J Vet Clin 2023; 40(4): 288-293

Published online August 31, 2023 https://doi.org/10.17555/jvc.2023.40.4.288

Copyright © The Korean Society of Veterinary Clinics.

Evans’ Syndrome Induced by Rabies Vaccination in a Dog

Yeji Kim1,2 , Jihyun Kim1,2 , Yunji Song1,2 , Songju Oh1,2 , Ha-Jung Kim1,2,*

1Department of Veterinary Internal Medicine, College of Veterinary Medicine, Chonnam National University, Gwangju 61186, Korea
2BK 21 Project Team, College of Veterinary Medicine, Chonnam National University, Gwangju 61186, Korea

Correspondence to:*kimhj614@jnu.ac.kr

Received: June 20, 2023; Revised: July 27, 2023; Accepted: July 31, 2023

This is an open access article distributed under the terms of the Creative Commons Attribution Non-Commercial License (http://creativecommons.org/licenses/by-nc/4.0) which permits unrestricted non-commercial use, distribution, and reproduction in any medium, provided the original work is properly cited.

Abstract

A 11-year-old neutered male Maltese dog was vaccinated with a rabies vaccine (Rabisin®, Boehringer Ingelheim International GmbH, Germany) subcutaneously at a local animal hospital. One hour after vaccination, purpura with edema was observed at the injection site and severe thrombocytopenia (0 K/μL) was noted on a complete blood count (CBC). No specific findings were found in serum chemistry, electrolyte, blood gas analysis, and coagulation tests. The patient was hospitalized and administered antihemorrhagic agents (vitamin K, desmopressin), antihistamines (chlorpheniramine) and corticosteroids (methylprednisolone sodium succinate). On a repeat CBC, mild anemia had developed, thrombocytopenia was still noted, and autoagglutination was observed on a saline agglutination test (SAT). A polymerase chain reaction panel for infectious agents (e.g., Babesia spp.) was negative. The diagnosis was secondary immune-mediated thrombocytopenia (IMT) with immune-mediated hemolytic anemia (IMHA) associated with vaccination. Therefore, the immunosuppressants (prednisolone, and mycophenolate mofetil) were administered. Six days after drug administration, new lesion was not observed, and the previous lesions were significantly improved. It gradually improved and 4 weeks after hematocrit and platelet recovered to normal levels. It was maintained for 6 months without recurrence of related symptoms. Based on patient’s history and test results, the patient was diagnosed with Evans’ syndrome associated with rabies vaccine.
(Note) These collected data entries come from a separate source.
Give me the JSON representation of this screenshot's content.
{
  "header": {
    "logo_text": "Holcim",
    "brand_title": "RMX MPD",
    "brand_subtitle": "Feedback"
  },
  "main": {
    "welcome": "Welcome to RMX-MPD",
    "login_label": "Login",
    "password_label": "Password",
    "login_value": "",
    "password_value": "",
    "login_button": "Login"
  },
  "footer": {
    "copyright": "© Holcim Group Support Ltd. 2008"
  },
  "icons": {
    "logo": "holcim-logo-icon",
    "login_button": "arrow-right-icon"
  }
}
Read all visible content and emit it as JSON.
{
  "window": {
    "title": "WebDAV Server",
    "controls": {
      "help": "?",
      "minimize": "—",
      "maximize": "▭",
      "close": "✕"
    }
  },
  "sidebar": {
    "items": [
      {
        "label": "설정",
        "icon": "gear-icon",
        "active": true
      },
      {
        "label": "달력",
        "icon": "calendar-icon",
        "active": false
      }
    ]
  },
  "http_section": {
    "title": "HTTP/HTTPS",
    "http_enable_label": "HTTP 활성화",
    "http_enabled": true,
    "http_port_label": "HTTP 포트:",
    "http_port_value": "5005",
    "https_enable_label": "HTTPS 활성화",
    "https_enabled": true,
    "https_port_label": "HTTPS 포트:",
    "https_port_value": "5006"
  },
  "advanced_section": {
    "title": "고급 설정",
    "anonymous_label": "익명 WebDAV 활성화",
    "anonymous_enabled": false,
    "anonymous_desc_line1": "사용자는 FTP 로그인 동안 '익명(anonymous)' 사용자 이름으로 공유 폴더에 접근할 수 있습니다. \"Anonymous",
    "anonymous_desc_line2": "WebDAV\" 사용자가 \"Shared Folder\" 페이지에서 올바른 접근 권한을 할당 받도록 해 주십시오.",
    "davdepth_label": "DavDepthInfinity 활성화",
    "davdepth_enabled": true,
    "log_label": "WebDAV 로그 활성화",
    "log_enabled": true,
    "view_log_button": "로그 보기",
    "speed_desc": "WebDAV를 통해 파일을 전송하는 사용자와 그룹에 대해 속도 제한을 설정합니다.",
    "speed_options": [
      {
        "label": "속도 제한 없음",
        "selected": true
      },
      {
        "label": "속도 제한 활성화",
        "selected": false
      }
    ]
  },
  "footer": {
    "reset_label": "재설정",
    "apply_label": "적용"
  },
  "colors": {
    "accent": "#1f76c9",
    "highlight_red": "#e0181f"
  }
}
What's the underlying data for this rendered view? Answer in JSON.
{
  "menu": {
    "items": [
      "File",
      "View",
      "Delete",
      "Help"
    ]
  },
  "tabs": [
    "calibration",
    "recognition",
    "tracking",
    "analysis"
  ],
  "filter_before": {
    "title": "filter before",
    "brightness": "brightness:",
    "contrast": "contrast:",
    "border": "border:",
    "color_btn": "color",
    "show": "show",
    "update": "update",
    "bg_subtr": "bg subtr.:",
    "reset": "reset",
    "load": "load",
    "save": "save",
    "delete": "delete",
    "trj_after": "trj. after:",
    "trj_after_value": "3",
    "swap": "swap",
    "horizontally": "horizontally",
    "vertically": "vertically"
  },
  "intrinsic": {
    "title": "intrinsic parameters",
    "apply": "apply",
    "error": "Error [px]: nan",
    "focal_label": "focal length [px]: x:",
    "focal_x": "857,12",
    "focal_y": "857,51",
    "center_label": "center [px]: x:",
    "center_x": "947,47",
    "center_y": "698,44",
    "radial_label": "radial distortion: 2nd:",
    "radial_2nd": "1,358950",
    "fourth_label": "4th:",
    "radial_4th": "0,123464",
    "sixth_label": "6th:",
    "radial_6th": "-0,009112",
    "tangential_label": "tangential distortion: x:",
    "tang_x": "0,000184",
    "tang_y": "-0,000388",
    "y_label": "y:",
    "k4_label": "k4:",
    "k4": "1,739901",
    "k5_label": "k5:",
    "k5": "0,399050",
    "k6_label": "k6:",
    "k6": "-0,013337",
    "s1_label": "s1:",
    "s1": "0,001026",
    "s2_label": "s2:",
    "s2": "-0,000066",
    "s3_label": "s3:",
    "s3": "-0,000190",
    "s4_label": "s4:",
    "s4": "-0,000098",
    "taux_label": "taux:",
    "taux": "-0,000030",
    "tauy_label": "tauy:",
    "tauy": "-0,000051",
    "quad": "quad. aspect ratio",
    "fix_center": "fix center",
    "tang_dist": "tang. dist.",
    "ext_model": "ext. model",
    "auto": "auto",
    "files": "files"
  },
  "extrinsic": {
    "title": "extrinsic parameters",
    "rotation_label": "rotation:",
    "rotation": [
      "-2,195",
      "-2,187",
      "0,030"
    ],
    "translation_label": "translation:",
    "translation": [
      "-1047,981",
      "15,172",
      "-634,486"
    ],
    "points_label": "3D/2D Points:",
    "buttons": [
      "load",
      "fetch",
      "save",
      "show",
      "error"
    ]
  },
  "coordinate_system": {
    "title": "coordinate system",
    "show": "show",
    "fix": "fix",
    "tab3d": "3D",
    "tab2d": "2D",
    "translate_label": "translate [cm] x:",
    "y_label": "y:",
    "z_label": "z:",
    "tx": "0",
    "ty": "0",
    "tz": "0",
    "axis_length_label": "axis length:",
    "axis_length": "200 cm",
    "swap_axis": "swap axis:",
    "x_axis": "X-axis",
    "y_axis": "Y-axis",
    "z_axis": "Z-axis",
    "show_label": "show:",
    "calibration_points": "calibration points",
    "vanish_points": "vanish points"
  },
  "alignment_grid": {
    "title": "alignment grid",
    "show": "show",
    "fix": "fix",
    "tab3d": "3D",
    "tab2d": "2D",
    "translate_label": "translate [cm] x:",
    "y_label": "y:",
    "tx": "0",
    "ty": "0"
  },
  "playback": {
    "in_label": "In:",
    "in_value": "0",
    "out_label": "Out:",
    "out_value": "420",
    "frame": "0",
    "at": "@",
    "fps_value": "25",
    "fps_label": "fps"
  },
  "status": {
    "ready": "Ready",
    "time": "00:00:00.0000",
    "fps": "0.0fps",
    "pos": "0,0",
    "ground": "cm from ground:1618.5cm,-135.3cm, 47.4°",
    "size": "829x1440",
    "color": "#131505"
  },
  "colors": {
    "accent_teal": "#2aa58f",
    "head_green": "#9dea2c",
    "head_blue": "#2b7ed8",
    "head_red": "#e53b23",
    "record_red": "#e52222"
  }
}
Keywords: Evans&rsquo, syndrome, hypersensitivity, rabies, vaccine

Introduction

Rabies vaccination for dogs is an active immunization used to prevent rabies. Adverse effects of rabies vaccination have been reported such as acute hypersensitivity (fever, anaphylaxis, ataxia, etc.), local signs (pain, edema, pruritus, etc.), neurologic disorders, encephalitis, and autoimmune diseases like immune-mediated thrombocytopenia (IMT) or immune- mediated hemolytic anemia (IMHA) (9,11,18). In dogs, cases of IMT (5,25) or IMHA (5,14,27) related to vaccination have been reported, but cases of Evans’ syndrome related to rabies vaccination have not been reported.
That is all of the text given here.